After going through the steps to install Anaconda
and Juputer notebook
(plus some more conda install
steps to include necessary packages) we can make a plot of the ggplot2
data example diamonds
ggplot2
renderings of diamonds
typically look like the following (and show of the power and convenience of the grammar):
A datashader
rendering looks like the following:
If we use the interactive rectangle selector to zoom in on the apparently isolated point around $18300 and 3.025 carats we get the following dynamic re-render:
Notice the points shrunk (and didn’t subdivide) and there are some extremely faint points. There is something wrong with that as a presentation; but it isn’t because of datashader
! It is something unexpected in the data which is now jumping out at us.
datashader
is shading proportional to aggregated count. So the small point staying very dark (and being so dark it causes other point to render near transparent) means there are multiple observations in this tiny neighborhood. Going back to R
we can look directly at the data:
> library("dplyr") > diamonds %>% filter(carat>=3, carat<=3.05, price>=18200, price<=18400) # A tibble: 5 × 10 carat cut color clarity depth table price x y z <dbl> <ord> <ord> <ord> <dbl> <dbl> <int> <dbl> <dbl> <dbl> 1 3.01 Premium I SI2 60.2 59 18242 9.36 9.31 5.62 2 3.01 Fair I SI2 65.8 56 18242 8.99 8.94 5.90 3 3.01 Fair I SI2 65.8 56 18242 8.99 8.94 5.90 4 3.01 Good I SI2 63.9 60 18242 9.06 9.01 5.77 5 3.01 Good I SI2 63.9 60 18242 9.06 9.01 5.77
There are actually 5 rows with the exact carat and pricing indicated by the chosen point. The point stood out at fine scale because it indicated something subtle in the data (repetitions) that the analyst may not have known about or expected. The “ugly” presentation was an important warning. This is hands on the data, the quickest path to correct results.

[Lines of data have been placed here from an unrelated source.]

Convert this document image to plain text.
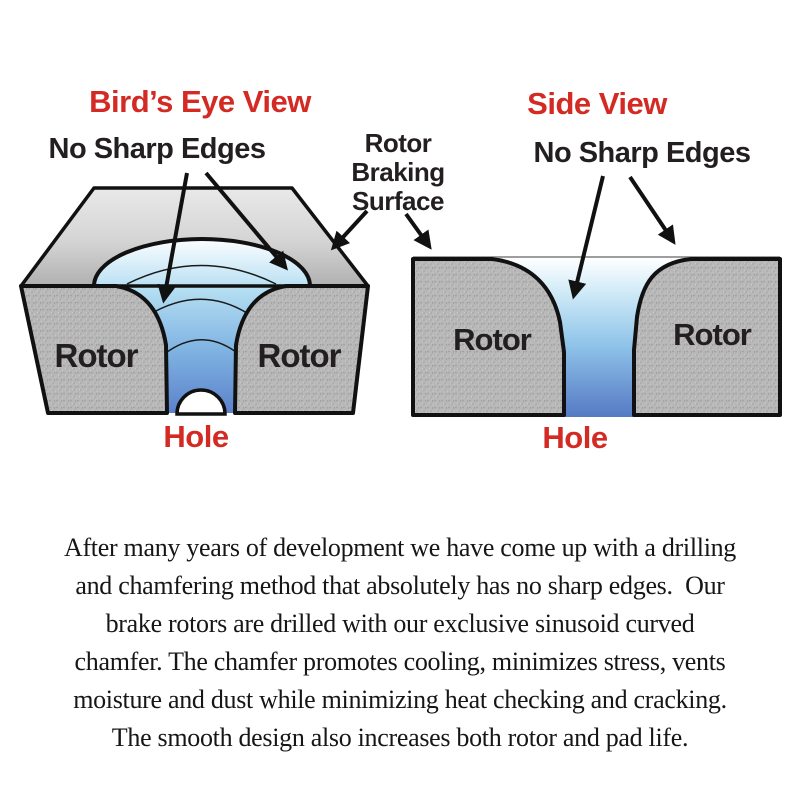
Bird’s Eye View
No Sharp Edges	Rotor
Braking
Surface
Side View
No Sharp Edges
Rotor	Rotor
Hole
Rotor	Rotor
Hole
After many years of development we have come up with a drilling
and chamfering method that absolutely has no sharp edges.  Our
brake rotors are drilled with our exclusive sinusoid curved
chamfer. The chamfer promotes cooling, minimizes stress, vents
moisture and dust while minimizing heat checking and cracking.
The smooth design also increases both rotor and pad life.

For some web browsers, you don’t always see proper scaling, yielding artifacts like the following:
The Jupyter notebooks
always work, and web-browsers usually work (I am assuming it is security or ad-blocking that is causing the effect, not a datashader
issue).
Conclusion
datashader
brings to production resolution dependent per-pixel analytics. This is a very powerful style of interaction that is going to appear more and more places. This is something that the Continuum Analytics team has written about before and requires some interesting cross-compiling (Numba) to implement at scale. Now that analysts have seen this in action they are going to want this and ask for this.